Cet été, la justice française est passée à l’étape supérieure en réclamant un procès pour les inventeurs de cette messagerie bien particulière. Lancée par la société canadienne Sky Global, Sky ECC a été « principalement » voire « quasi exclusivement » créée pour les besoins des narcotrafiquants, ont ainsi estimé deux juges d’instruction parisiens dans une ordonnance de mise en accusation de 685 pages longues comme un jour sans pain.
Dans ce dossier tentaculaire, les deux magistrats ont donc ordonné un procès pour trente personnes dont Thomas Herdman, qualifié de principal distributeur, et surtout Jean-François Eap, le dirigeant de la société Sky Global.

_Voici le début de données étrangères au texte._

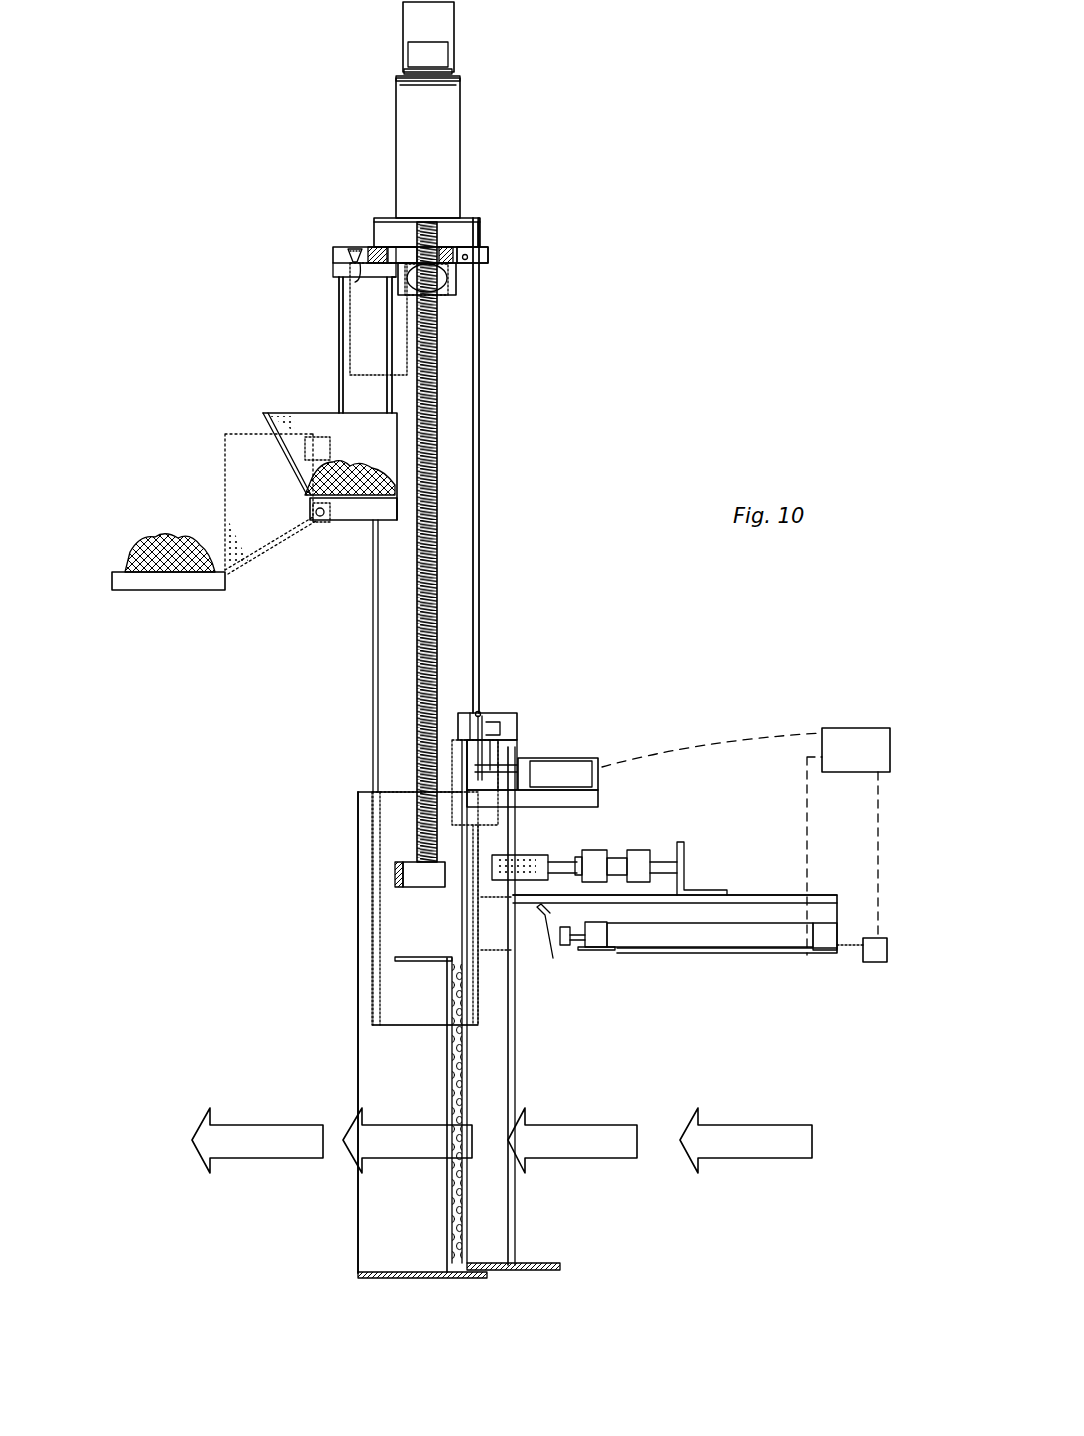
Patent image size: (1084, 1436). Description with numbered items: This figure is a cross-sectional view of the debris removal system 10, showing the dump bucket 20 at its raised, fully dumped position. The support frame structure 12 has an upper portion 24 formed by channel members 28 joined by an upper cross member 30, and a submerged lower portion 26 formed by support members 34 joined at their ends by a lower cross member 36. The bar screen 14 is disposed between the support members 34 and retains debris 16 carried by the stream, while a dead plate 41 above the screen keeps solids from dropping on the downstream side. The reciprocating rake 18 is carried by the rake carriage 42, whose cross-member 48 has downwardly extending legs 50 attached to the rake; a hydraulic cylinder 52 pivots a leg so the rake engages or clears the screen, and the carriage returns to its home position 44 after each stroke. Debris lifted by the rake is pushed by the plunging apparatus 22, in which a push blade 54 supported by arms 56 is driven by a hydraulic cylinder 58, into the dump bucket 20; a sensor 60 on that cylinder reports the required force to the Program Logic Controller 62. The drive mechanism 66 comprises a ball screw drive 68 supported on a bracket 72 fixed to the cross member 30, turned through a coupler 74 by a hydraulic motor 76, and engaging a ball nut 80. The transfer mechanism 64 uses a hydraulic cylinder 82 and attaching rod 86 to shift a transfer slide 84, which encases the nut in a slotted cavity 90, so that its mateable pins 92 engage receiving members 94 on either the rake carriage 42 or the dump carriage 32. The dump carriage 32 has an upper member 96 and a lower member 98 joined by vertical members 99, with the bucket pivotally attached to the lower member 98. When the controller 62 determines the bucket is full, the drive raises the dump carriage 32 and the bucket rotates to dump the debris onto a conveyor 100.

The debris removal system 10 is at (622, 630).
The support frame structure 12 is at (500, 318).
The bar screen 14 is at (447, 1232).
The debris 16 is at (348, 468).
The reciprocating rake 18 is at (505, 1270).
The dump bucket 20 is at (272, 413).
The plunging apparatus 22 is at (690, 962).
The upper portion 24 is at (483, 466).
The lower portion 26 is at (515, 1047).
The channel members 28 is at (479, 392).
The upper cross member 30 is at (463, 215).
The dump carriage 32 is at (354, 247).
The support members 34 is at (358, 1062).
The lower cross member 36 is at (386, 1278).
The dead plate 41 is at (400, 957).
The rake carriage 42 is at (500, 712).
The home position 44 is at (538, 703).
The cross-member 48 is at (518, 748).
The legs 50 is at (517, 975).
The hydraulic cylinder 52 is at (625, 850).
The push blade 54 is at (545, 900).
The arms 56 is at (742, 895).
The hydraulic cylinder 58 is at (740, 935).
The sensor 60 is at (870, 965).
The Program Logic Controller 62 is at (832, 740).
The transfer mechanism 64 is at (470, 232).
The drive mechanism 66 is at (478, 96).
The ball screw drive 68 is at (440, 562).
The bracket 72 is at (410, 80).
The coupler 74 is at (412, 54).
The hydraulic motor 76 is at (455, 22).
The ball nut 80 is at (440, 280).
The hydraulic cylinder 82 is at (565, 770).
The transfer slide 84 is at (478, 243).
The attaching rod 86 is at (478, 712).
The slotted cavity 90 is at (400, 255).
The mateable pins 92 is at (488, 257).
The receiving members 94 is at (343, 250).
The upper member 96 is at (333, 268).
The lower member 98 is at (325, 525).
The vertical members 99 is at (339, 352).
The conveyor 100 is at (130, 590).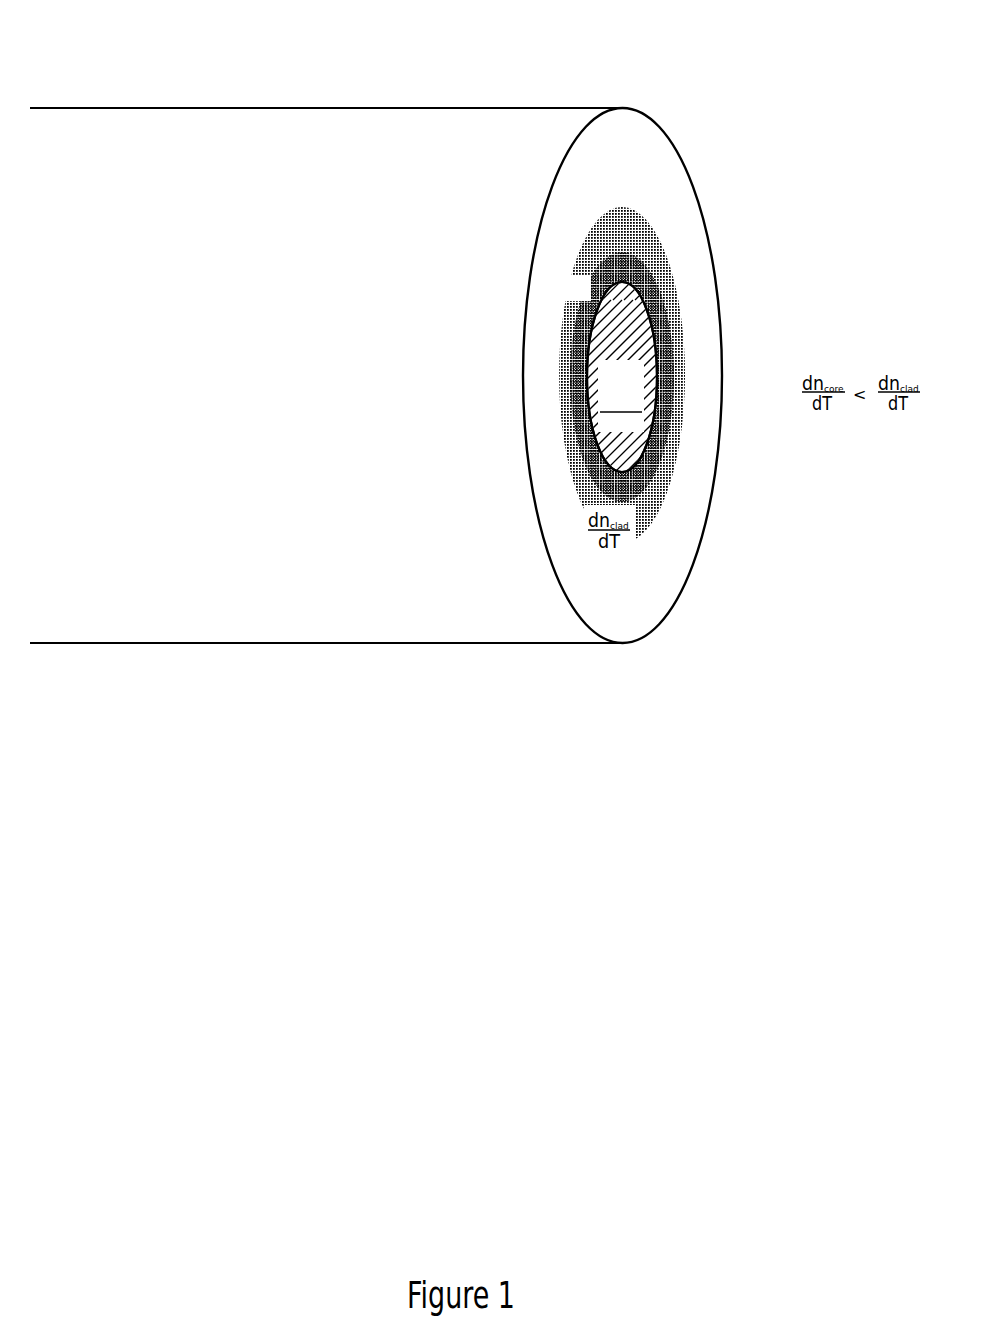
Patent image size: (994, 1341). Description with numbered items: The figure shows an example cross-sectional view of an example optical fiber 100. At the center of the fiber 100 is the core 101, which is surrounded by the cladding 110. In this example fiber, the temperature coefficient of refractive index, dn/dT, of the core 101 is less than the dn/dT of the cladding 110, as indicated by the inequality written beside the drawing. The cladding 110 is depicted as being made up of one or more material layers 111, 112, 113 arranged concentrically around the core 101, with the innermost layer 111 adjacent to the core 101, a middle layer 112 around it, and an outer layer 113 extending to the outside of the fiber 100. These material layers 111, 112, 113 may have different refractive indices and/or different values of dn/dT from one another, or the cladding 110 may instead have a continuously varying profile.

The fiber 100 is at (518, 58).
The core 101 is at (635, 379).
The cladding 110 is at (588, 298).
The material layer 111 is at (584, 413).
The material layer 112 is at (620, 220).
The material layer 113 is at (594, 152).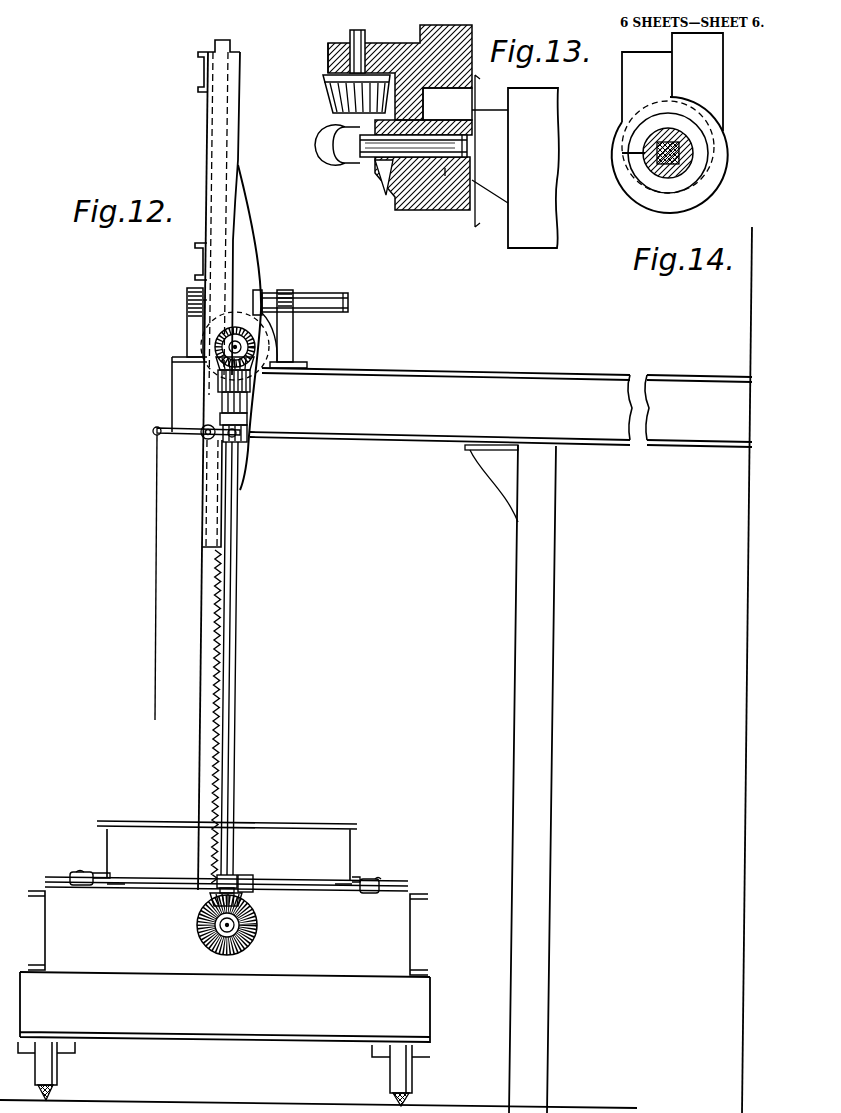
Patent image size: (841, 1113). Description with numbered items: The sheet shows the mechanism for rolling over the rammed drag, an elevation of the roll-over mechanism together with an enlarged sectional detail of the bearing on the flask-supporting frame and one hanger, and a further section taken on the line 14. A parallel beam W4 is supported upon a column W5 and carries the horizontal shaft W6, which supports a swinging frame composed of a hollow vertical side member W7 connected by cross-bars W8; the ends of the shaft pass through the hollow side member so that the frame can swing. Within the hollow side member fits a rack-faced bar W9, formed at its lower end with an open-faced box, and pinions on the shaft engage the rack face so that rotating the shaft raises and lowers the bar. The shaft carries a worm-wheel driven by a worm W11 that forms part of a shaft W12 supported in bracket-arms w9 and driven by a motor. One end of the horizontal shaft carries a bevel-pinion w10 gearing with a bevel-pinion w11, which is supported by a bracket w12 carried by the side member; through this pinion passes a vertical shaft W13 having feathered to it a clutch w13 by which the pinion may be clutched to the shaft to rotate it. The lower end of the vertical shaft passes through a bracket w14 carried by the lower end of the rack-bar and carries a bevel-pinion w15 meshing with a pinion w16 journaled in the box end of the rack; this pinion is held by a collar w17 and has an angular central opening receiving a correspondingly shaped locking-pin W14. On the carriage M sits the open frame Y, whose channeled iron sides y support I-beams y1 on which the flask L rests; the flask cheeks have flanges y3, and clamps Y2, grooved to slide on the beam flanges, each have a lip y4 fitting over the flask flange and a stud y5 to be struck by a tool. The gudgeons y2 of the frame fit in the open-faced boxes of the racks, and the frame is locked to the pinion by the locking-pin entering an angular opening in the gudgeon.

In FIG. 12, the parallel beam W4 is at (501, 445).
In FIG. 12, the column W5 is at (543, 779).
In FIG. 12, the horizontal shaft W6 is at (222, 347).
In FIG. 12, the hollow vertical side member W7 is at (240, 93).
In FIG. 12, the cross-bar W8 is at (198, 76).
In FIG. 12, the rack-faced bar W9 is at (210, 705).
In FIG. 14, the rack-faced bar W9 is at (708, 68).
In FIG. 12, the bracket-arm w9 is at (199, 312).
In FIG. 12, the bevel-pinion w10 is at (216, 338).
In FIG. 12, the worm W11 is at (262, 290).
In FIG. 12, the bevel-pinion w11 is at (215, 370).
In FIG. 12, the shaft W12 is at (332, 295).
In FIG. 12, the bracket w12 is at (232, 376).
In FIG. 12, the vertical shaft W13 is at (235, 599).
In FIG. 13, the vertical shaft W13 is at (348, 43).
In FIG. 12, the clutch w13 is at (250, 421).
In FIG. 12, the locking-pin W14 is at (248, 926).
In FIG. 13, the locking-pin W14 is at (391, 145).
In FIG. 14, the locking-pin W14 is at (647, 173).
In FIG. 12, the bracket w14 is at (240, 877).
In FIG. 13, the bracket w14 is at (328, 58).
In FIG. 12, the bevel-pinion w15 is at (212, 898).
In FIG. 13, the bevel-pinion w15 is at (324, 93).
In FIG. 12, the pinion w16 is at (198, 934).
In FIG. 13, the pinion w16 is at (476, 98).
In FIG. 14, the pinion w16 is at (729, 172).
In FIG. 13, the collar w17 is at (421, 116).
In FIG. 14, the collar w17 is at (690, 127).
In FIG. 12, the channeled iron side y is at (40, 927).
In FIG. 12, the I-beam y1 is at (61, 877).
In FIG. 12, the clamp Y2 is at (85, 872).
In FIG. 13, the gudgeon y2 is at (445, 168).
In FIG. 14, the gudgeon y2 is at (682, 175).
In FIG. 12, the flange y3 is at (115, 886).
In FIG. 12, the lip y4 is at (108, 873).
In FIG. 12, the stud y5 is at (78, 872).
In FIG. 12, the open frame Y is at (225, 954).
In FIG. 13, the open frame Y is at (540, 190).
In FIG. 12, the flask L is at (227, 850).
In FIG. 12, the carriage M is at (224, 1039).
In FIG. 13, the section line 14 is at (482, 154).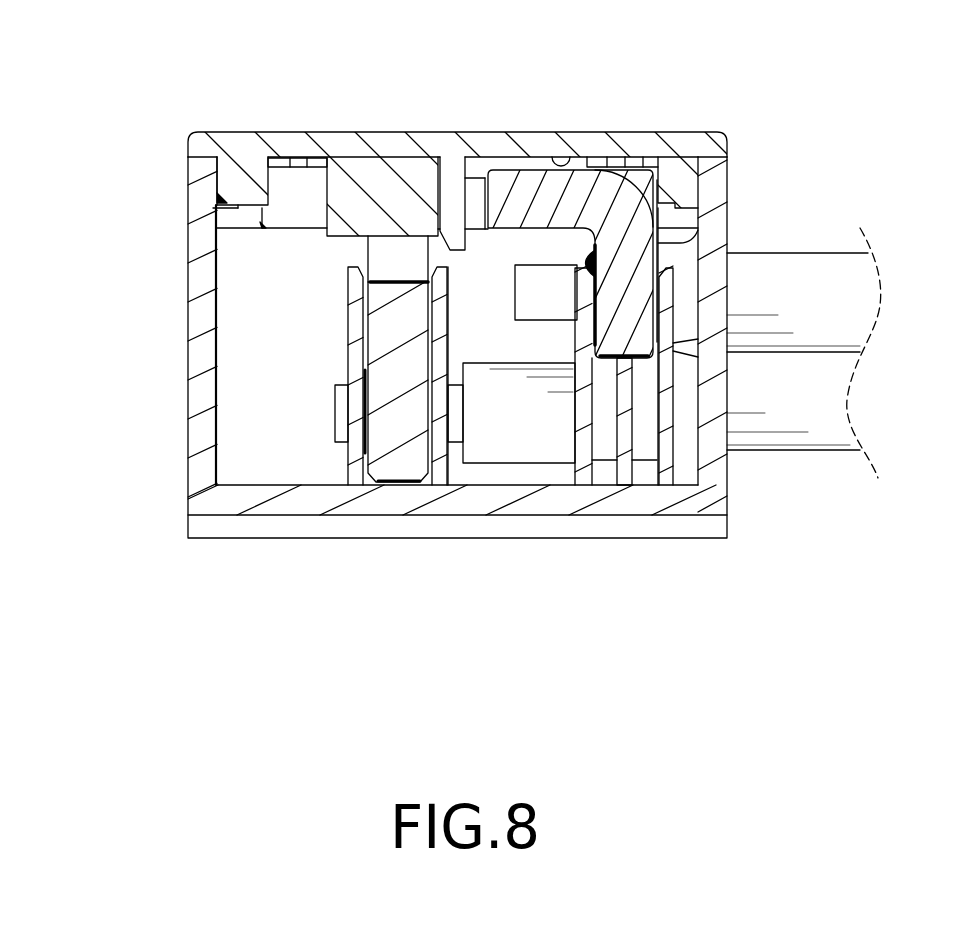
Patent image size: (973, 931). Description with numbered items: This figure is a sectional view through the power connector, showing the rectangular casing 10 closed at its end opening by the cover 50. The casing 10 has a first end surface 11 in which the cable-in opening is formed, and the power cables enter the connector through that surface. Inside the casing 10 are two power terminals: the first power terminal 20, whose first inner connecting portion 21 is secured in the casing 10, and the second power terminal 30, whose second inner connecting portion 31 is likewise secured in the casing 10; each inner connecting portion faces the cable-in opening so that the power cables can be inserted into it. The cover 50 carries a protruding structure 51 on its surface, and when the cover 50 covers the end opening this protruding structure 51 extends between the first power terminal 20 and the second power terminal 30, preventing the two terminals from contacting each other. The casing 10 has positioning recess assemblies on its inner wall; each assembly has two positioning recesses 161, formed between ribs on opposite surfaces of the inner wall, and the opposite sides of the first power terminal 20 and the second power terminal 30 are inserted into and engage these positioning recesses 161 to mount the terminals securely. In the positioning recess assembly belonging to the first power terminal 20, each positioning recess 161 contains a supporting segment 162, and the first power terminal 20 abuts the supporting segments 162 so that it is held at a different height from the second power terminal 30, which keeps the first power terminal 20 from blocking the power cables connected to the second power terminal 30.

The casing 10 is at (770, 515).
The first end surface 11 is at (727, 235).
The first power terminal 20 is at (599, 162).
The first inner connecting portion 21 is at (637, 318).
The second power terminal 30 is at (358, 330).
The second inner connecting portion 31 is at (400, 430).
The cover 50 is at (501, 102).
The protruding structure 51 is at (453, 178).
The positioning recess 161 is at (391, 270).
The supporting segment 162 is at (625, 398).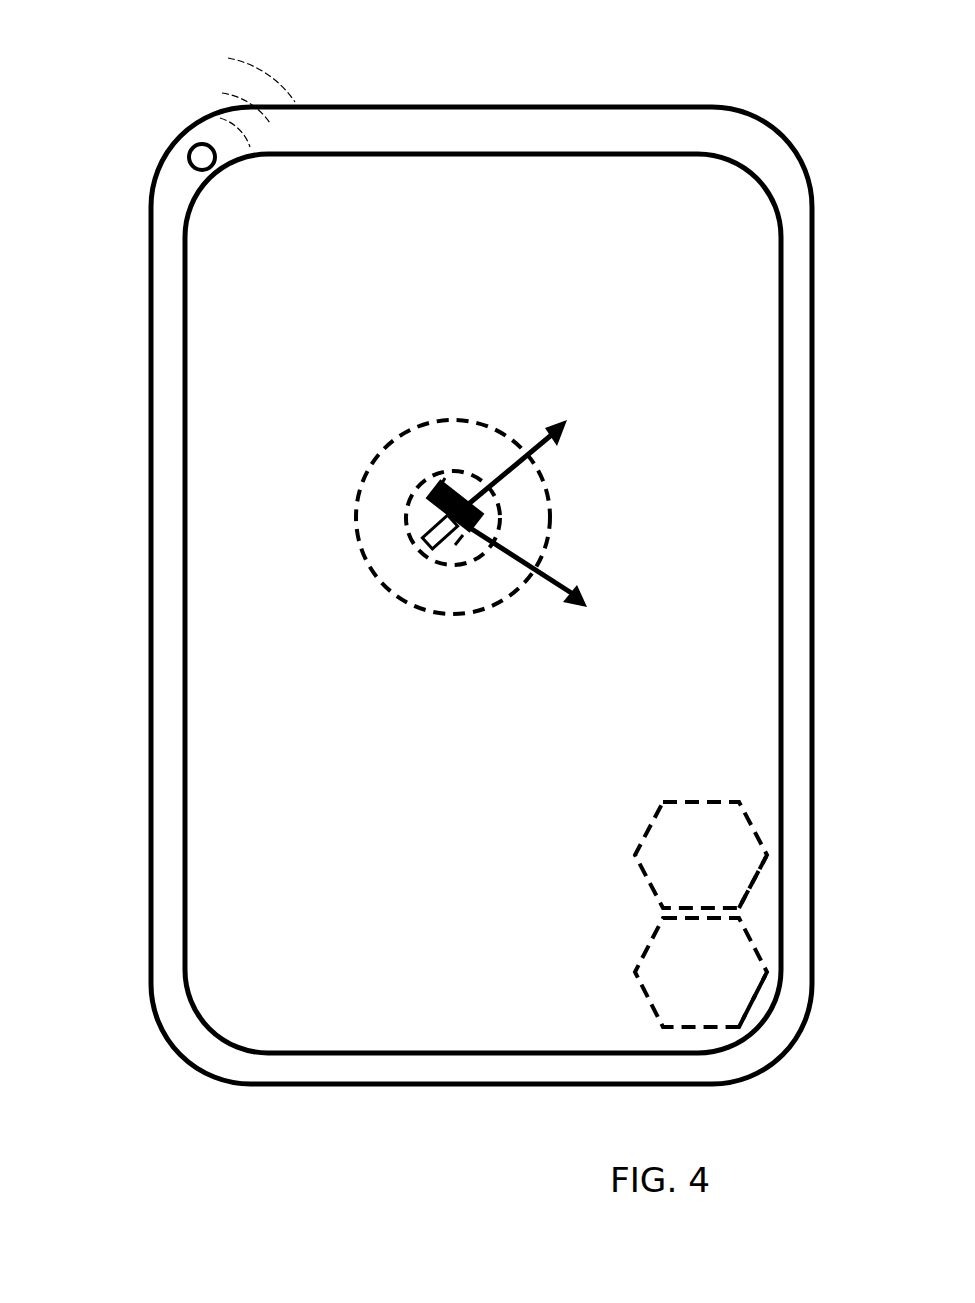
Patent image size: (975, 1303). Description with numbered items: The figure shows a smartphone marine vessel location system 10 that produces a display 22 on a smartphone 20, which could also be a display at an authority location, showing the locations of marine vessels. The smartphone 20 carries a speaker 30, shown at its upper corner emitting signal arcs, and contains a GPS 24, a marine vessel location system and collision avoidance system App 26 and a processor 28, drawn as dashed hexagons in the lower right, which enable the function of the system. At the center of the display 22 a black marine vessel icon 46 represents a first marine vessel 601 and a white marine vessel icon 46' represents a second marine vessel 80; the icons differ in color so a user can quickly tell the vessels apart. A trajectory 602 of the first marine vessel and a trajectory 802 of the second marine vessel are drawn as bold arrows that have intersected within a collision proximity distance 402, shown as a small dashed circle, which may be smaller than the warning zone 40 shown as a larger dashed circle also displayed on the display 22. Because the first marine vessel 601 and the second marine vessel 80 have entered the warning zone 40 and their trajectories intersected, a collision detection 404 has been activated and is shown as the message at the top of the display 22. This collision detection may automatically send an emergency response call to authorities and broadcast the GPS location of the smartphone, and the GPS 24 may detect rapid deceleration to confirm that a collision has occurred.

The smartphone marine vessel location system 10 is at (108, 91).
The smartphone 20 is at (660, 120).
The display 22 is at (755, 290).
The GPS 24 is at (737, 857).
The marine vessel location system and collision avoidance system App 26 is at (737, 890).
The processor 28 is at (735, 967).
The speaker 30 is at (203, 157).
The warning zone 40 is at (540, 470).
The marine vessel icon 46 is at (412, 471).
The marine vessel icon 46' is at (476, 597).
The second marine vessel 80 is at (460, 540).
The collision proximity distance 402 is at (500, 506).
The collision detection 404 is at (625, 232).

Une application principalement « destinée à la criminalité »
Distributeurs, revendeurs ou intermédiaires, tous « savaient » ou « ne pouvaient raisonnablement ignorer que ce produit était susceptible d’attirer la convoitise des organisations criminelles opérant dans les divers trafics de stupéfiants extrêmement prolifiques », notent ainsi les magistrats.
Ce qu’ils appellent un « produit » était en fait une simple application installée sur des téléphones classiques et achetés de la main à la main, en espèces ou en cryptomonnaies et à des tarifs prohibitifs pouvant aller jusqu’à 2 000 euros pour six mois d’abonnement. En échange, Sky promettait aux utilisateurs un système de chiffrement « extrêmement robuste et sophistiqué ». Pour en bénéficier, les clients n’avaient même pas besoin de prendre un abonnement ou de livrer des informations personnelles. Les achats se faisaient dans des ruelles discrètes et, parfois même, dans l’arrière-boutique de bistrots peu recommandables.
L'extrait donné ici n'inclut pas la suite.